In summer 2020, part of a quay wall in Amsterdam collapsed, and in 2010, construction for a parking lot in Amsterdam was hindered by old sewage lines. New sustainable electric systems are being built on top of the foundations of old windmills, in places where industry thrived in the 19th century. All these examples have one point in common: They involve largely unknown and invisible historic underground structures in a densely built historic city. We argue that truly circular building practices in old cities require smart interfaces that allow the circular use of data from the past when planning the future. The continuous use and reuse of the same plots of land stands in stark contrast with the discontinuity and dispersed nature of project-oriented information. Construction and data technology improves, but information about the past is incomplete. We have to break through the lack of historic continuity of data to make building practices truly circular. Future-oriented construction in Amsterdam requires historic knowledge and continuous documentation of interventions and findings over time. A web portal will bring together a range of diverse public and private, professional and citizen stakeholders, each with their own interests and needs.
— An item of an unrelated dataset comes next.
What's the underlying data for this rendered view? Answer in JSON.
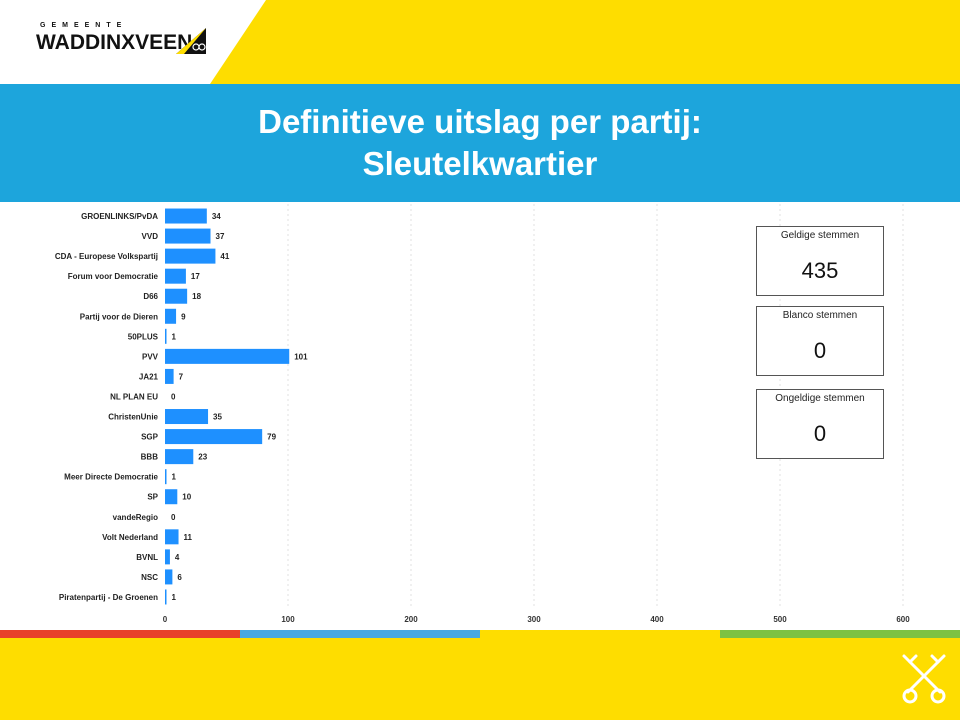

Two creative industry stakeholders, Yume interactive (Yume) and publisher NAI010, come together to work with a major engineering office (Witteveen+Bos), the AMS Institute, the office of Engineering of the Municipality of Amsterdam, UNESCO NL and two faculties of Delft University of Technology (Architecture and Computer Science) to inventorize historic datasets on the Amsterdam underground. The team will connect all the relevant stakeholders to develop a pilot methodology and a web portal connecting historic data sets for use in contemporary and future design. A book publication will document the process and outcomes, highlighting the need for circular practices that tie past, present and future.